As our team grows, we are bringing these practices to the team as well. We encourage our teammates to honor their individual cycles, and we also honor that businesses have cycles or “seasons” too.

Knowing this, we are building a team culture that incorporates our the cyclical rhythms of our bodies and nature herself, regardless of gender.


Here are some of the team-wide practices we're experimenting with:

  • Use the phases of the moon as your guide to establish a company-wide, month-long cycle for priorities and projects. This way you won’t forget to leverage each phase and get trapped in productivity obsession. You could also simply use the monthly calendar for this.

  • Preschedule meetings with a monthly cadence such as financial reviews, strategy reviews, and performance reviews. Cluster these meetings around the new moon, or the end of the calendar month, so that they team can step into this reflective mindset together.

  • Give every employee an extra personal day per month, encouraging premenopausal women to use it for the first day of their periods.

  • Encourage senior leaders and managers to hold their most important meetings during their ovulatory phases.

  • If you have an EA, ask them to help schedule board meetings, podcast appearances, photoshoots, or partnership meetings during the ovulatory phases of key leaders.

  • Honor the men on your team (whose primary internal clock for their hormones is the 24-hour circadian rhythm) by scheduling individual work in the early mornings, team meetings in the late mornings, meetings with external partners in the early afternoons, and having the team tie up loose ends in the final hours of the day.

  • Be open (and a little loud) about the ways you’re honoring feminine health at work, so that we can continue experimenting and spreading the word about menstrual health! Women are suffering, and they don’t have to with a few changes that honor their unique power.

Remember, if we park ourselves in high gear and only value productivity, we miss out on the power of reflection, intuition, somatic wisdom, letting go of what isn’t working, and laying the strategic groundwork for the months and years ahead. Sometimes we have to slow down to go faster.

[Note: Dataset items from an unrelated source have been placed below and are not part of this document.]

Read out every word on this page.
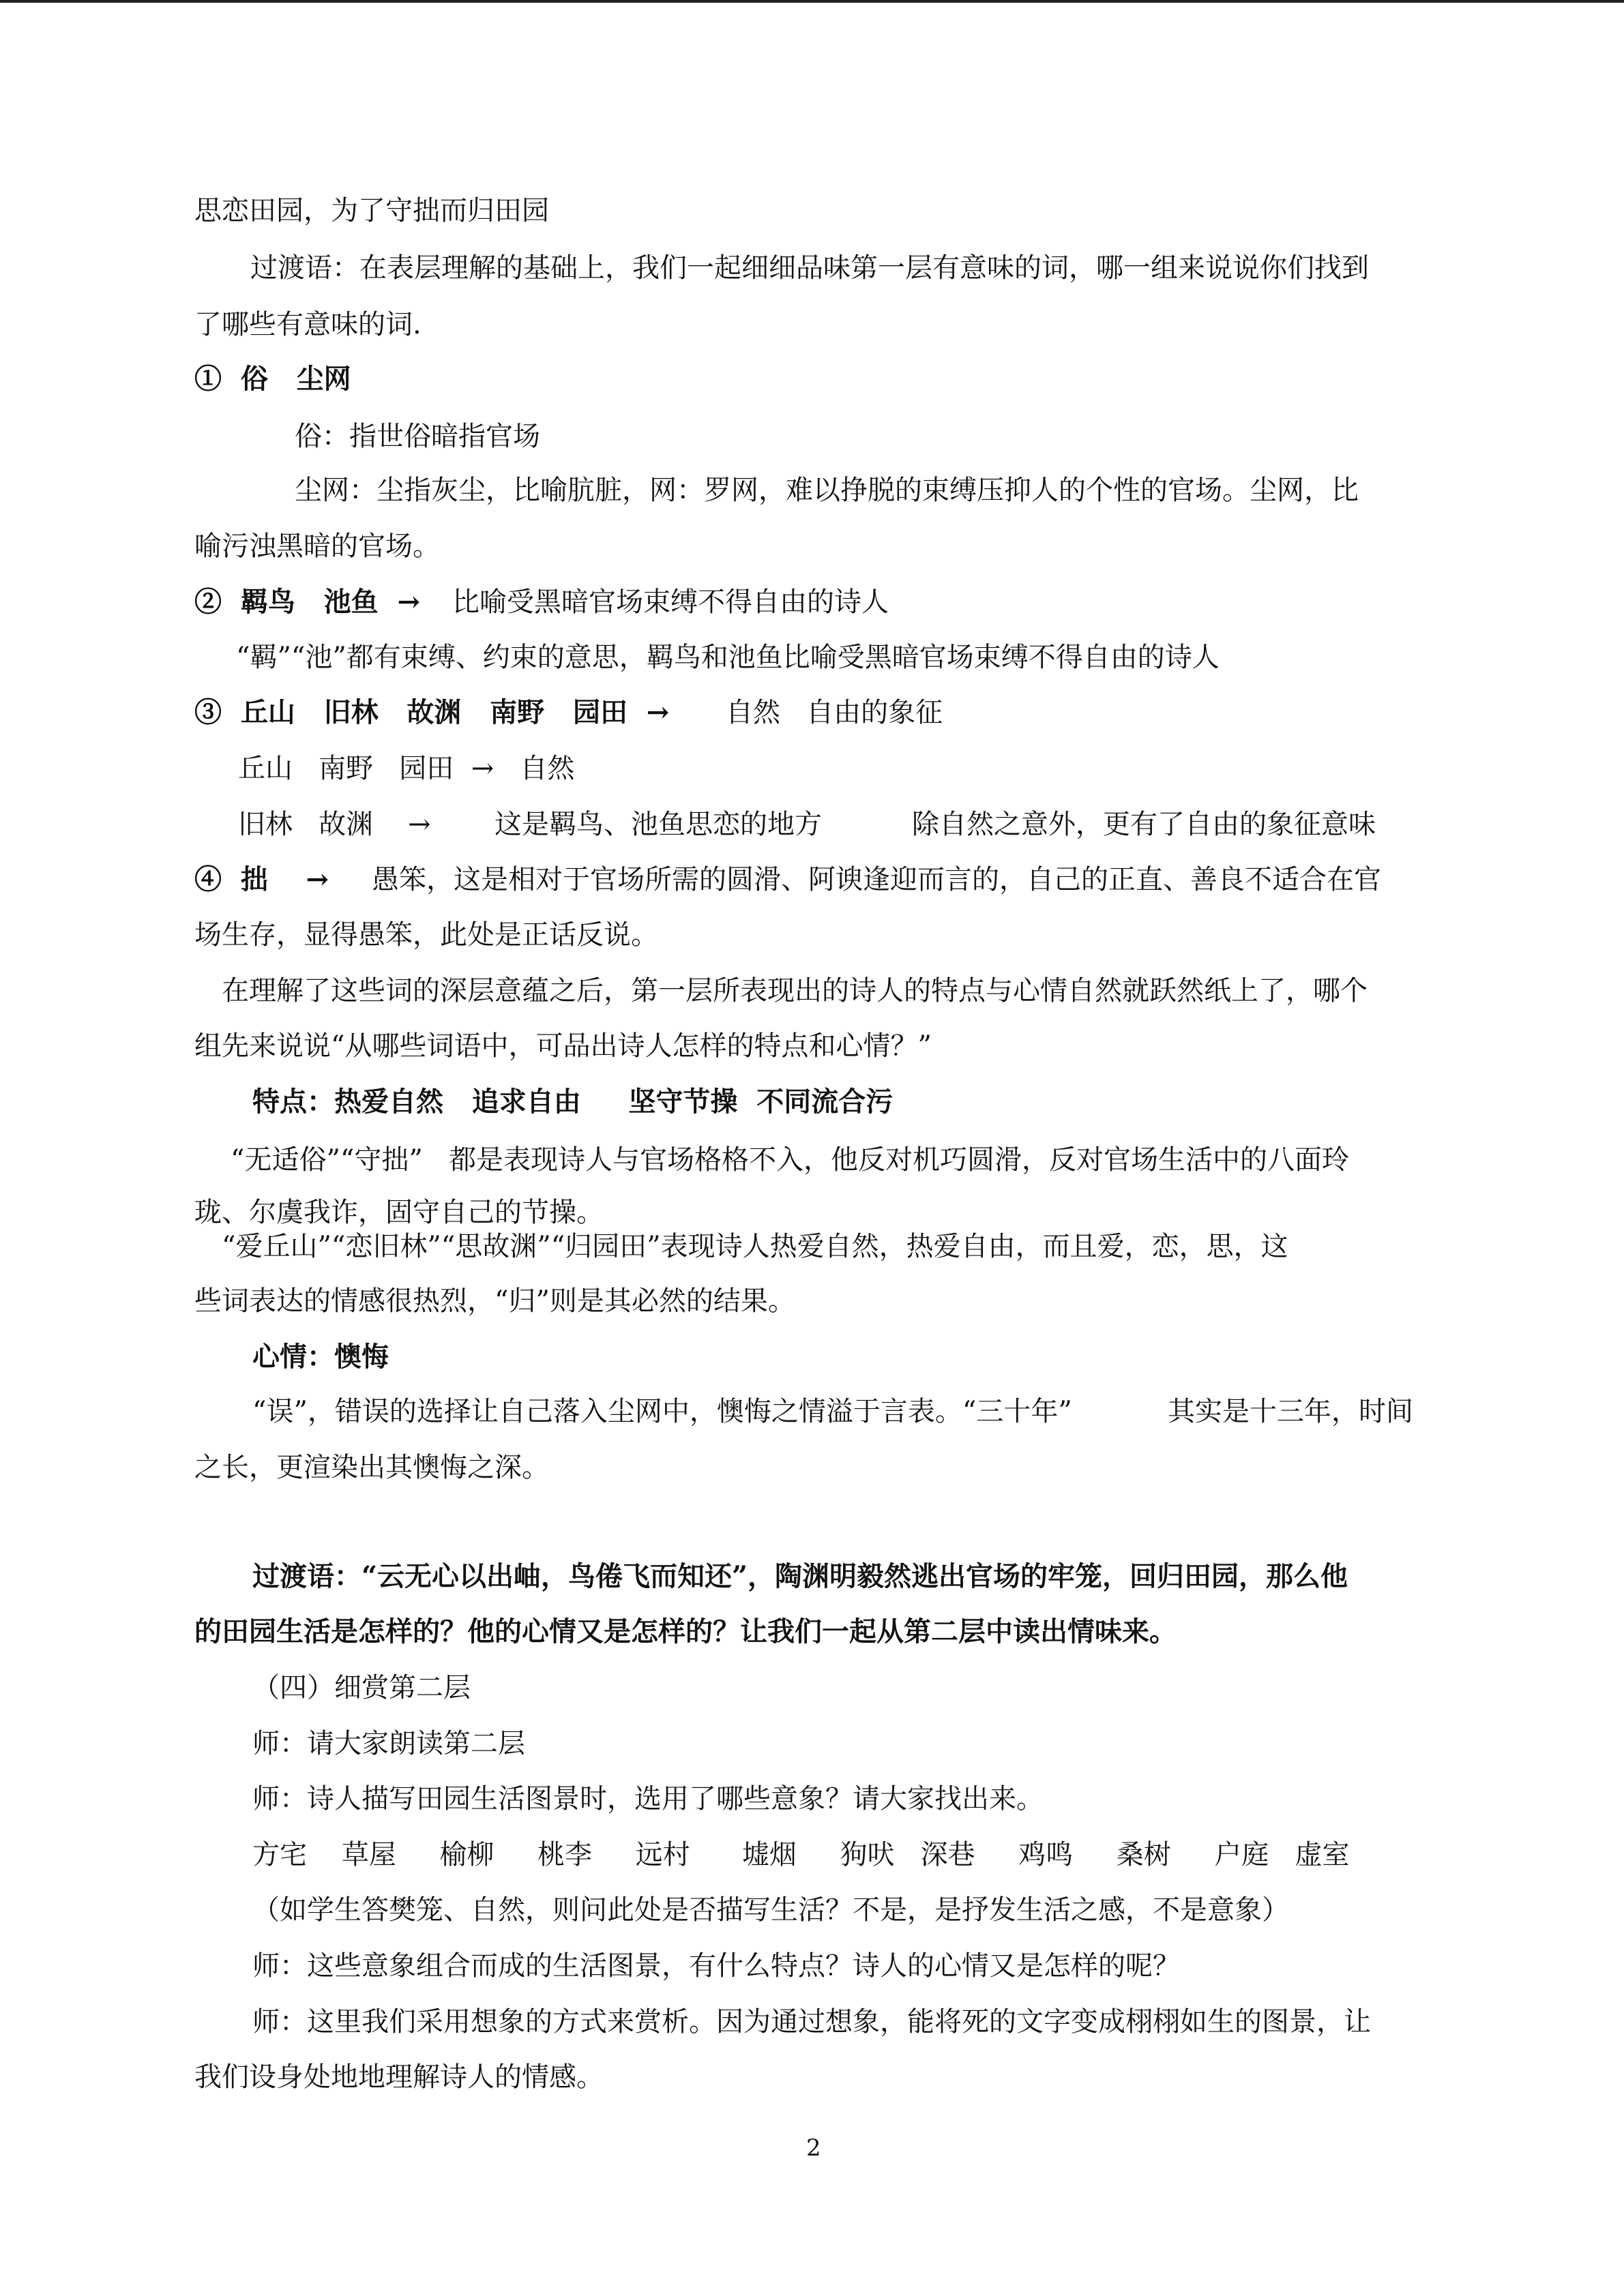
思恋田园，为了守拙而归田园
过渡语：在表层理解的基础上，我们一起细细品味第一层有意味的词，哪一组来说说你们找到
了哪些有意味的词.
①  俗   尘网
俗：指世俗暗指官场
尘网：尘指灰尘，比喻肮脏，网：罗网，难以挣脱的束缚压抑人的个性的官场。尘网，比
喻污浊黑暗的官场。
②  羁鸟   池鱼  → 比喻受黑暗官场束缚不得自由的诗人
“羁”“池”都有束缚、约束的意思，羁鸟和池鱼比喻受黑暗官场束缚不得自由的诗人
③  丘山   旧林   故渊   南野   园田  → 自然   自由的象征
丘山   南野   园田  →   自然
旧林   故渊    → 这是羁鸟、池鱼思恋的地方	除自然之意外，更有了自由的象征意味
④  拙    → 愚笨，这是相对于官场所需的圆滑、阿谀逢迎而言的，自己的正直、善良不适合在官
场生存，显得愚笨，此处是正话反说。
在理解了这些词的深层意蕴之后，第一层所表现出的诗人的特点与心情自然就跃然纸上了，哪个
组先来说说“从哪些词语中，可品出诗人怎样的特点和心情？”
特点：热爱自然   追求自由     坚守节操  不同流合污
“无适俗”“守拙”   都是表现诗人与官场格格不入，他反对机巧圆滑，反对官场生活中的八面玲
珑、尔虞我诈，固守自己的节操。
“爱丘山”“恋旧林”“思故渊”“归园田”表现诗人热爱自然，热爱自由，而且爱，恋，思，这
些词表达的情感很热烈，“归”则是其必然的结果。
心情：懊悔
“误”，错误的选择让自己落入尘网中，懊悔之情溢于言表。“三十年”	其实是十三年，时间
之长，更渲染出其懊悔之深。
过渡语：“云无心以出岫，鸟倦飞而知还”，陶渊明毅然逃出官场的牢笼，回归田园，那么他
的田园生活是怎样的？他的心情又是怎样的？让我们一起从第二层中读出情味来。
（四）细赏第二层
师：请大家朗读第二层
师：诗人描写田园生活图景时，选用了哪些意象？请大家找出来。
方宅    草屋     榆柳     桃李     远村      墟烟     狗吠   深巷     鸡鸣     桑树     户庭   虚室
（如学生答樊笼、自然，则问此处是否描写生活？不是，是抒发生活之感，不是意象）
师：这些意象组合而成的生活图景，有什么特点？诗人的心情又是怎样的呢？
师：这里我们采用想象的方式来赏析。因为通过想象，能将死的文字变成栩栩如生的图景，让
我们设身处地地理解诗人的情感。
2
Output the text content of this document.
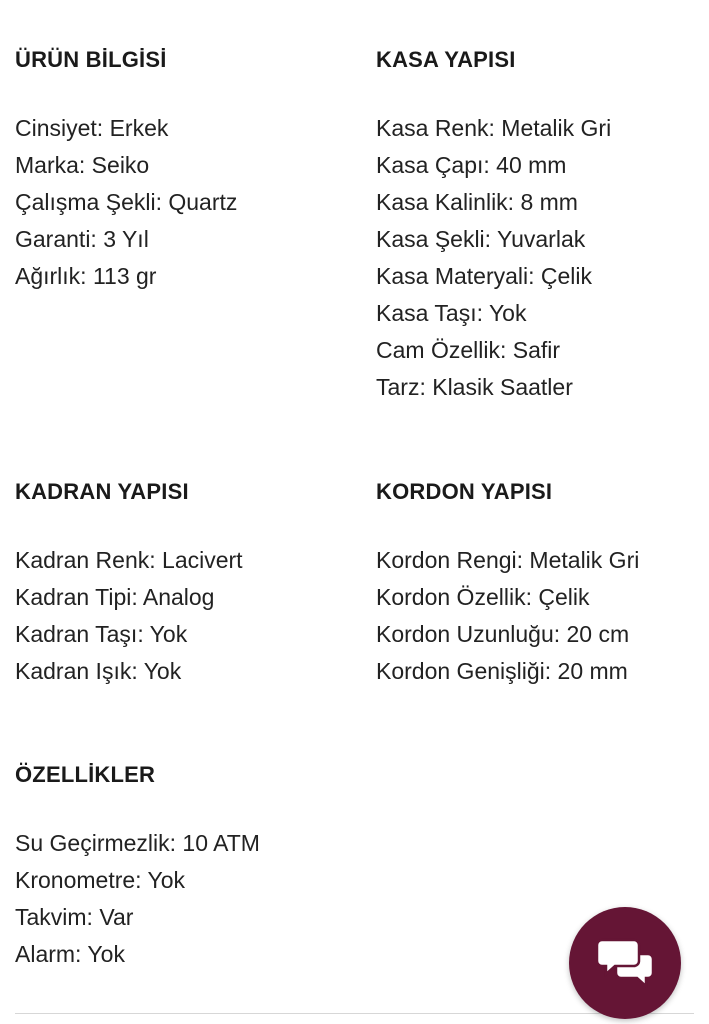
ÜRÜN BİLGİSİ
Cinsiyet: Erkek
Marka: Seiko
Çalışma Şekli: Quartz
Garanti: 3 Yıl
Ağırlık: 113 gr
KASA YAPISI
Kasa Renk: Metalik Gri
Kasa Çapı: 40 mm
Kasa Kalinlik: 8 mm
Kasa Şekli: Yuvarlak
Kasa Materyali: Çelik
Kasa Taşı: Yok
Cam Özellik: Safir
Tarz: Klasik Saatler
KADRAN YAPISI
Kadran Renk: Lacivert
Kadran Tipi: Analog
Kadran Taşı: Yok
Kadran Işık: Yok
KORDON YAPISI
Kordon Rengi: Metalik Gri
Kordon Özellik: Çelik
Kordon Uzunluğu: 20 cm
Kordon Genişliği: 20 mm
ÖZELLİKLER
Su Geçirmezlik: 10 ATM
Kronometre: Yok
Takvim: Var
Alarm: Yok
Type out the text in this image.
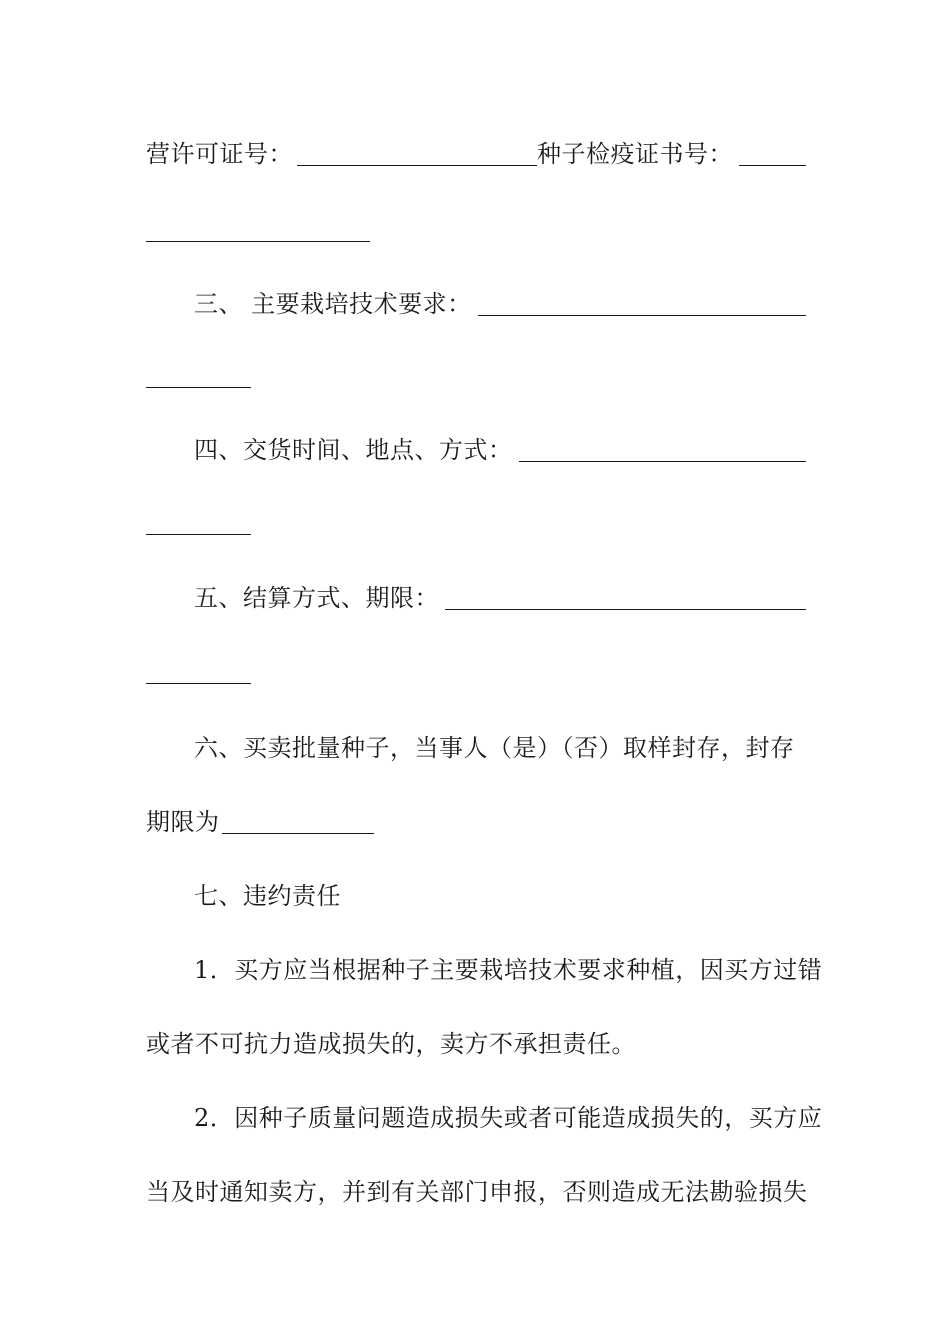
营许可证号：	种子检疫证书号：
三、 主要栽培技术要求：
四、交货时间、地点、方式：
五、结算方式、期限：
六、买卖批量种子，当事人（是）（否）取样封存，封存
期限为
七、违约责任
1．买方应当根据种子主要栽培技术要求种植，因买方过错
或者不可抗力造成损失的，卖方不承担责任。
2．因种子质量问题造成损失或者可能造成损失的，买方应
当及时通知卖方，并到有关部门申报，否则造成无法勘验损失
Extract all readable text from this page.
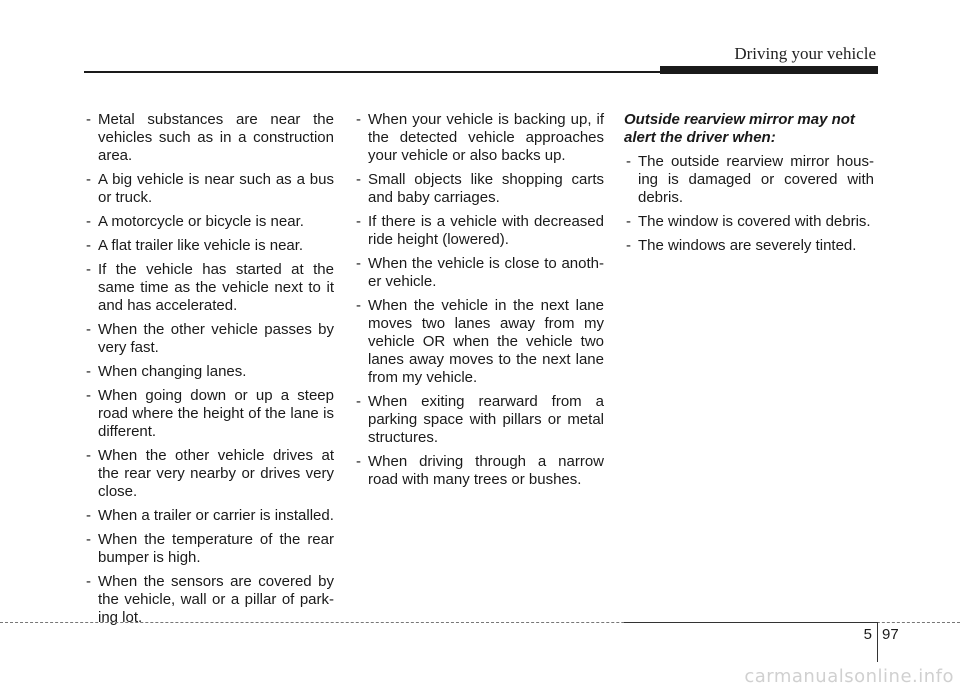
Driving your vehicle
- Metal substances are near the vehicles such as in a construction area.
- A big vehicle is near such as a bus or truck.
- A motorcycle or bicycle is near.
- A flat trailer like vehicle is near.
- If the vehicle has started at the same time as the vehicle next to it and has accelerated.
- When the other vehicle passes by very fast.
- When changing lanes.
- When going down or up a steep road where the height of the lane is different.
- When the other vehicle drives at the rear very nearby or drives very close.
- When a trailer or carrier is installed.
- When the temperature of the rear bumper is high.
- When the sensors are covered by the vehicle, wall or a pillar of park-ing lot.
- When your vehicle is backing up, if the detected vehicle approaches your vehicle or also backs up.
- Small objects like shopping carts and baby carriages.
- If there is a vehicle with decreased ride height (lowered).
- When the vehicle is close to anoth-er vehicle.
- When the vehicle in the next lane moves two lanes away from my vehicle OR when the vehicle two lanes away moves to the next lane from my vehicle.
- When exiting rearward from a parking space with pillars or metal structures.
- When driving through a narrow road with many trees or bushes.
Outside rearview mirror may not alert the driver when:
- The outside rearview mirror hous-ing is damaged or covered with debris.
- The window is covered with debris.
- The windows are severely tinted.
5 97
carmanualsonline.info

Moving from a place of deep alignment and well-being is often more energy efficient and gets us to a better outcome because we didn't burn ourselves out along the way.

Day after day productivity has a way of keeping us short-sighted and suffering from both short-termism and reactivity, rather than proactivity. Our entire planet is suffering from only seeing the world and ourselves through this lens. A more feminine approach to leadership is empathetic, long-term, vulnerable, and honors periods of rest, and we all have access to this wisdom regardless of gender.